A mysterious carving from 17th-century London seemingly depicts a young boy sitting on a bread basket.
A small and weathered relief of a boy perched on top of what appears to be a basket can be found mounted on the wall of a coffee shop just outside St Paul’s tube station. It is perhaps one of the more mysterious objects in the city of London, as no one can quite agree on its origins, or exactly what it is supposed to be depicting.
It is not known for what building the basket boy was originally commissioned, but the relief is known to have been moved from one edifice to another as each was demolished, which is how it ended up in its present location. It is also reckoned to have always been in the vicinity of what is now Panyer Alley, a street named after the boys who sold bread from pannier baskets.

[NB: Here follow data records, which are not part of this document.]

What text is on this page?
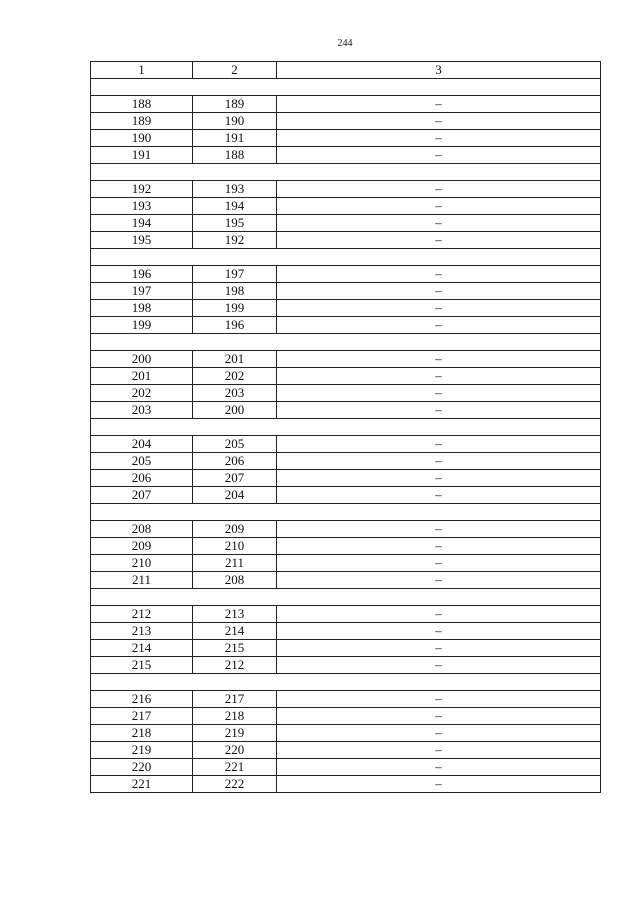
244
1	2	3

188	189	–
189	190	–
190	191	–
191	188	–

192	193	–
193	194	–
194	195	–
195	192	–

196	197	–
197	198	–
198	199	–
199	196	–

200	201	–
201	202	–
202	203	–
203	200	–

204	205	–
205	206	–
206	207	–
207	204	–

208	209	–
209	210	–
210	211	–
211	208	–

212	213	–
213	214	–
214	215	–
215	212	–

216	217	–
217	218	–
218	219	–
219	220	–
220	221	–
221	222	–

It would make sense to conclude, then, that the so-called Panyer Boy is sitting on a bread basket. Or could it actually be a pile of ropes? Is it a bunch of grapes he is offering, or is he squashing them against foot? Then there is the question of the inscription: “When ye have sought the Citty round yet still this is the highest ground. August 27, 1688.” This seems to imply that the location of the carving was the highest point in the city, when at the date given, the highest point was actually some half mile away in Cornhill.
Without knowing the original intentions of the stonemason who made the relief, and with the image eroded by time, it is possible that the purpose of the bread basket boy might remain elusive forever.
Know Before You Go
Located at street level on the facade of an unassuming cafe, on Panyer Alley off of Cheapside, at the top of the steps of St Paul's Tube Station.